I was granted just two interviews in that whole time. I was told I was too qualified, and I suspect for some I was too old. I spent days walking in the rain, washing away the stinging tears of shame, days not able to get out of bed, days of dark thinking without hope. I avoided almost everyone for many months, only shopping at night when I wouldn’t run in to people. I spent time with only a few close friends. I had always been the person that helped my friend’s children with work experience, found jobs for people and made recommendations, but my own friends made no real effort to assist me in securing employment; this seemed to confirm my worthlessness. My confidence plummeted.
I thought for the first time a lot about family men who are sole breadwinners and made redundant, and what a toll it must take on their mental health and self-esteem. I was fortunate that I had saved a deposit to build a home, and received a reasonable redundancy, which allowed me to keep my daughter in Canada and remain able to support myself with some help from family. The dream of owning my own home disappeared.

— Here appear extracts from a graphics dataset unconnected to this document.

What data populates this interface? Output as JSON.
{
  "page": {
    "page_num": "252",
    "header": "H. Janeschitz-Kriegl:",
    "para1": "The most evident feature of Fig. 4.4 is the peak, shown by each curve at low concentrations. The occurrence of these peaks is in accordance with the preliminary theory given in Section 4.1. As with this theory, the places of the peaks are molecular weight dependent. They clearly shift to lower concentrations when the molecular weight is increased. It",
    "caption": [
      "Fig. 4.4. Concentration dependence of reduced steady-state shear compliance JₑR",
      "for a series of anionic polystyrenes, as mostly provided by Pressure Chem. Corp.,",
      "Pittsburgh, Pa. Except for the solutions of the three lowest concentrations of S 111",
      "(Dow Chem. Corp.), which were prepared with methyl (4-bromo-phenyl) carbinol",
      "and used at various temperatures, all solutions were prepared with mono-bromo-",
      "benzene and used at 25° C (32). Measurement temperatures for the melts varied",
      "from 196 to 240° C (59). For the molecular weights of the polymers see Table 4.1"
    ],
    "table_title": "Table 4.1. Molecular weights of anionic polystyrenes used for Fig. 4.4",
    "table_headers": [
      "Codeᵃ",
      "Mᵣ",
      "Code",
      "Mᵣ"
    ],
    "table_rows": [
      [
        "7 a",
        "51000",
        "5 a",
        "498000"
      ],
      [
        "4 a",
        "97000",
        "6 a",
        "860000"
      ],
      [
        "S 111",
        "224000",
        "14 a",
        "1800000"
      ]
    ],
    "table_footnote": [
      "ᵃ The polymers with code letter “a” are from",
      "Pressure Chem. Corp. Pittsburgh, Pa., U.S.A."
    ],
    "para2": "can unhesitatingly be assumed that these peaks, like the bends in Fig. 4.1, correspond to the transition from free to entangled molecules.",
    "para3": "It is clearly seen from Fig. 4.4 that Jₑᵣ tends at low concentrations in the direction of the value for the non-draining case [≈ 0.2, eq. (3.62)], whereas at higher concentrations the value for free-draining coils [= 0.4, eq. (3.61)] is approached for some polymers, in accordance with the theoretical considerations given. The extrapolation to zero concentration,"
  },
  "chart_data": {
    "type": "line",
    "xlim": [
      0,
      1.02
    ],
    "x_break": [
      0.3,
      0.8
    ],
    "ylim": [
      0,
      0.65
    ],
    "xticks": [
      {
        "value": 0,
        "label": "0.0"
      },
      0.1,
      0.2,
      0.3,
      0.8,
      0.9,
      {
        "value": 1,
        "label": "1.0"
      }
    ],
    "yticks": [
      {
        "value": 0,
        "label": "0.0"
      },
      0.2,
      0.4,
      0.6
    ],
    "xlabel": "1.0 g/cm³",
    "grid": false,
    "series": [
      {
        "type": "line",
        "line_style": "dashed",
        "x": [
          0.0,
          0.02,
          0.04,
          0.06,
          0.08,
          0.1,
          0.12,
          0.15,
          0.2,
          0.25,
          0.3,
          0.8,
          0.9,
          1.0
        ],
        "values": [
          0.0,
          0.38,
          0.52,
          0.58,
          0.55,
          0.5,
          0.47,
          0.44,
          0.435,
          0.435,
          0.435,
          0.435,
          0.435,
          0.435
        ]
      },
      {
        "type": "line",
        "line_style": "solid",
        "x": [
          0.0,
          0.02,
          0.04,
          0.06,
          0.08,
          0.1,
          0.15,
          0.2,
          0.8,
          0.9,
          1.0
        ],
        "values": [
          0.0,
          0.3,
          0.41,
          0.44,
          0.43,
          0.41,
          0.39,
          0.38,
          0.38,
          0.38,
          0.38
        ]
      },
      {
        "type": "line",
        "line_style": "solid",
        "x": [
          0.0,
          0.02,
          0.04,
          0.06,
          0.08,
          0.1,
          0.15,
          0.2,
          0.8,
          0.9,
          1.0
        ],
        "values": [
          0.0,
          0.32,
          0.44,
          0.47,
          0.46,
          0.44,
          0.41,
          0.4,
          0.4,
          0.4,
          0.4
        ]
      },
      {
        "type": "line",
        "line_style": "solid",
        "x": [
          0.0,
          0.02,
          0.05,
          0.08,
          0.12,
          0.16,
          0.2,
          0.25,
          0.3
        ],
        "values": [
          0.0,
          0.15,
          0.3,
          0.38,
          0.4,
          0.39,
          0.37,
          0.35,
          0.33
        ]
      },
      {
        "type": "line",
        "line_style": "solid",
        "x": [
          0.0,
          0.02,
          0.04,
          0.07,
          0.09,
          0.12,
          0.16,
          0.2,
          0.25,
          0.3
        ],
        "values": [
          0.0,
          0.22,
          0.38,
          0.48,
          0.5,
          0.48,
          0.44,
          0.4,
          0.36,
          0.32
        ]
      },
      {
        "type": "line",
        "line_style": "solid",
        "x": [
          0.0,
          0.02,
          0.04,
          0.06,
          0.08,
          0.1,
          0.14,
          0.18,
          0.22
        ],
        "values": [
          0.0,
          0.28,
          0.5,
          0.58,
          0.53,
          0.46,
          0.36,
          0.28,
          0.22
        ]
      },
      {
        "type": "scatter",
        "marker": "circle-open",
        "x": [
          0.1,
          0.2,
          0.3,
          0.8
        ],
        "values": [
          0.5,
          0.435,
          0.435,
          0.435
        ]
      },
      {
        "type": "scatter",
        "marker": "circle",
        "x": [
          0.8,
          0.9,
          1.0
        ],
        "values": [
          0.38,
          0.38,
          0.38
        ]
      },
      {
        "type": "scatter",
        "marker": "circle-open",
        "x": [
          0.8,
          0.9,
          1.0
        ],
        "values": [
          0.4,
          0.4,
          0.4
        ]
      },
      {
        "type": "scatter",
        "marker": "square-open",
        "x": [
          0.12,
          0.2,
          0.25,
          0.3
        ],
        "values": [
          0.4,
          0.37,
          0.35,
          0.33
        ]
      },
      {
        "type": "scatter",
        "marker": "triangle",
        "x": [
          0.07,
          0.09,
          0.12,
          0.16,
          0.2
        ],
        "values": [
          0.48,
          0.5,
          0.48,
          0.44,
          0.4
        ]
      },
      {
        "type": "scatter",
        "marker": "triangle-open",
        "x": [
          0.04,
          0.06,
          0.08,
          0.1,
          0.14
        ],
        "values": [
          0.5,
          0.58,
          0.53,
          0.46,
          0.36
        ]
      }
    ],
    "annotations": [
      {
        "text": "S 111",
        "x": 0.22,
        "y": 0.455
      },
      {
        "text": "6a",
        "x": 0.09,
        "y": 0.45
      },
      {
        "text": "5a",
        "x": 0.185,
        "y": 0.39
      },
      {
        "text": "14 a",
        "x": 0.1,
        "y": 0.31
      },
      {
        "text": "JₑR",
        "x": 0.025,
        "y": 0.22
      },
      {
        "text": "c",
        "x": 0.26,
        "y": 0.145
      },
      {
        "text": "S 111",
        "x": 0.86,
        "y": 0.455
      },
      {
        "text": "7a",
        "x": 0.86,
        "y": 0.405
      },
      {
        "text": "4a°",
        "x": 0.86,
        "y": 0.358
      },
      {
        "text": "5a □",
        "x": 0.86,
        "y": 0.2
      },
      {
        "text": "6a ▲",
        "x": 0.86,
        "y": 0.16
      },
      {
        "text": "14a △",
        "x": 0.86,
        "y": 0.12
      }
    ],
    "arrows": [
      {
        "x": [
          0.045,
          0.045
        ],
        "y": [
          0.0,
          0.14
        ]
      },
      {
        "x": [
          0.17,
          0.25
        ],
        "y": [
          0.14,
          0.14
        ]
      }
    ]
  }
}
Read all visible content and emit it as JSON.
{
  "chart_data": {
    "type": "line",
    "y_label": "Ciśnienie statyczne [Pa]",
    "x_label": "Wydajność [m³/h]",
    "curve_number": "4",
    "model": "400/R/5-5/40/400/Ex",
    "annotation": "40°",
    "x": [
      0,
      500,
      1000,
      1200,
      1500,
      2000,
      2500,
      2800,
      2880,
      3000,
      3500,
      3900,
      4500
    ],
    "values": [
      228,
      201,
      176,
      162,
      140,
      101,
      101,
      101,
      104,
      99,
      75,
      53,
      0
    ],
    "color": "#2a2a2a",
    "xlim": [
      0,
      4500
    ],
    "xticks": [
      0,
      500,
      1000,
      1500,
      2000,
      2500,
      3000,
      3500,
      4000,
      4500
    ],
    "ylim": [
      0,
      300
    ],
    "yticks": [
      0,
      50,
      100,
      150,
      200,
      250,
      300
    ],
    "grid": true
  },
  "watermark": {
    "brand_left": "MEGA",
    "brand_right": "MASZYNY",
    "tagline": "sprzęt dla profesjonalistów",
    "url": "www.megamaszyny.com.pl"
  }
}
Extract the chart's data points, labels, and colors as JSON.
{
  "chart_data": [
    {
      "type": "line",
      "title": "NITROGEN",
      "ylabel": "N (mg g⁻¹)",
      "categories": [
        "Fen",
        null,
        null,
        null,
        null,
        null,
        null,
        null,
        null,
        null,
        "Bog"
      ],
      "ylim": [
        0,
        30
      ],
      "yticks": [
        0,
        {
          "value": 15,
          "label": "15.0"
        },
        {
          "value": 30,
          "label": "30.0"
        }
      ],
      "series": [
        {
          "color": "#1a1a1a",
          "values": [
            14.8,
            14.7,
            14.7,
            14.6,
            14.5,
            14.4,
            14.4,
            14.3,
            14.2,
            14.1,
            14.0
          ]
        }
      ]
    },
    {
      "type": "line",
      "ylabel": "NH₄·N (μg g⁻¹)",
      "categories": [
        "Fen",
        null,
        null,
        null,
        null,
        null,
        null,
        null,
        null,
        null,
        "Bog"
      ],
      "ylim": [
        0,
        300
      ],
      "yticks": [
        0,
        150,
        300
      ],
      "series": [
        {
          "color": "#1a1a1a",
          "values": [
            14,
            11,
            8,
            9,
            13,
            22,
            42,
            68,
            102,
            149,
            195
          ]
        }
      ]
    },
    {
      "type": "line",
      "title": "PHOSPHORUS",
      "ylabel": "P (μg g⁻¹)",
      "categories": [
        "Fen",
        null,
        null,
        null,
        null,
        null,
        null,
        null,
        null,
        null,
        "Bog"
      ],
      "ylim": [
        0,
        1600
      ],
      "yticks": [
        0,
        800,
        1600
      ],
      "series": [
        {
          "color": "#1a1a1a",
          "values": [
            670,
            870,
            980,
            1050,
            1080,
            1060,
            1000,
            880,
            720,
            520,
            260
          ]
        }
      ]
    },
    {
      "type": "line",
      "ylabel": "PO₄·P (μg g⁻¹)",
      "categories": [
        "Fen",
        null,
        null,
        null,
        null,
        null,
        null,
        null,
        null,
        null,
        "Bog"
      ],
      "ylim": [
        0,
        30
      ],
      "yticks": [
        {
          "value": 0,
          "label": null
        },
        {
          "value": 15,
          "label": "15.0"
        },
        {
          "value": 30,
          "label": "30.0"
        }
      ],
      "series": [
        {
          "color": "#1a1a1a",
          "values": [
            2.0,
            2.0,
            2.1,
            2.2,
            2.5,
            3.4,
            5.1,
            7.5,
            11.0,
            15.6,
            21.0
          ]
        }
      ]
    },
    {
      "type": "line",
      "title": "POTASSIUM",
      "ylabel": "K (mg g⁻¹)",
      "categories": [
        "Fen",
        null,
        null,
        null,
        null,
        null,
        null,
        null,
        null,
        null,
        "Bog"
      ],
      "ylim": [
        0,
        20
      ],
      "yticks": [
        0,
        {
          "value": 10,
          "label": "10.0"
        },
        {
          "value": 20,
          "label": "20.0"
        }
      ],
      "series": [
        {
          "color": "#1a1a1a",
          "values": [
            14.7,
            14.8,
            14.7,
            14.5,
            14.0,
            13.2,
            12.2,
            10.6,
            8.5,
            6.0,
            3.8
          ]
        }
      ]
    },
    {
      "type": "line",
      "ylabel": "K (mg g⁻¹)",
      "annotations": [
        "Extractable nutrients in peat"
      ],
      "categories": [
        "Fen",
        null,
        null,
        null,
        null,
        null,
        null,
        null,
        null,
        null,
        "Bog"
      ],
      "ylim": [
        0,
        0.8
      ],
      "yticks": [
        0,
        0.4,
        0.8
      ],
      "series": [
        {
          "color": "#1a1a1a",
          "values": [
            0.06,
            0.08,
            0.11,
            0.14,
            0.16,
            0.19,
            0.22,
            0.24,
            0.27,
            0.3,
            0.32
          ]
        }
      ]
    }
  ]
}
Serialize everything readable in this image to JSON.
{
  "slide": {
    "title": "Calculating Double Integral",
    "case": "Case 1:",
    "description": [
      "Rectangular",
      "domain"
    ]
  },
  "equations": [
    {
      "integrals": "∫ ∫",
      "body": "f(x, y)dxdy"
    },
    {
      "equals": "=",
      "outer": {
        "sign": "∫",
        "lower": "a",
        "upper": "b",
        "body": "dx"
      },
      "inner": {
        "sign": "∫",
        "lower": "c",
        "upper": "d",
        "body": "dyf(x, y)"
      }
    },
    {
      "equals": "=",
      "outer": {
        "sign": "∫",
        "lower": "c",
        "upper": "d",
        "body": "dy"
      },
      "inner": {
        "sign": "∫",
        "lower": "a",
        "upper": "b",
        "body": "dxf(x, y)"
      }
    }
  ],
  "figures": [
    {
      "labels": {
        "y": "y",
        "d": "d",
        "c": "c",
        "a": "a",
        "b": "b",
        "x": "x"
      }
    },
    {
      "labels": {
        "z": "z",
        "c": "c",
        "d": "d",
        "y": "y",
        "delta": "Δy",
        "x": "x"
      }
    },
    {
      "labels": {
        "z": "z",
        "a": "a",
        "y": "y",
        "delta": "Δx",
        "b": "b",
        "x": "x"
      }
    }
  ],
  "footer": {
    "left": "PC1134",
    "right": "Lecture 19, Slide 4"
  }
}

There were a few friends who were my rocks during this time. One day, one of them introduced me to “The Power of Vulnerability” by Brene Brown. This book was the catalyst for what became a slow burn to re-build my self-esteem. In her work, Brene offers ten guideposts for wholehearted living. These guideposts gave me hope and as I applied them, I made small changes. I worked hard on following the guideposts and slowly re-entered the world, one step at a time. It was up and down, but I was beginning to heal.
Fast forward to 2018, when I commenced work with IPS Management Consultants. My Director, Damien Chalk, invited me to work for IPS after encountering me in a casual role; he was aware of my previous successes and experience through colleagues. Damien provided me with opportunities and challenges; age was no barrier to him.
I struggled to back myself initially, but he encouraged me to rebuild my resilience and to take on amazing projects that made a difference to the lives of people. He encouraged my love of leadership and my ability to provide exceptional customer service to our clients. I have rebuilt a wonderful career in leadership and overcome much personal adversity. This has enabled me to achieve my dream of home ownership.
I am stronger, more resilient, and am always willing to be vulnerable. With these qualities, I am extremely well placed to help others become courageous leaders. I am now working in the twilight of my career, with additional skills and qualifications in leadership. My passion for keeping up with everchanging technologies is flourishing. I am working with clients like the ATO; government trading enterprises; tier one corporate clients, in additional to small local businesses; not for profit organisations and community groups. It is deeply rewarding and humbling to work with my clients.
I am proud of the resilience I have developed. As I continue towards the end of my career, I am determined to show that a person's contributions and impact should not be determined by age. To the older men and women out there, don't let your age define you. You have so much more to contribute.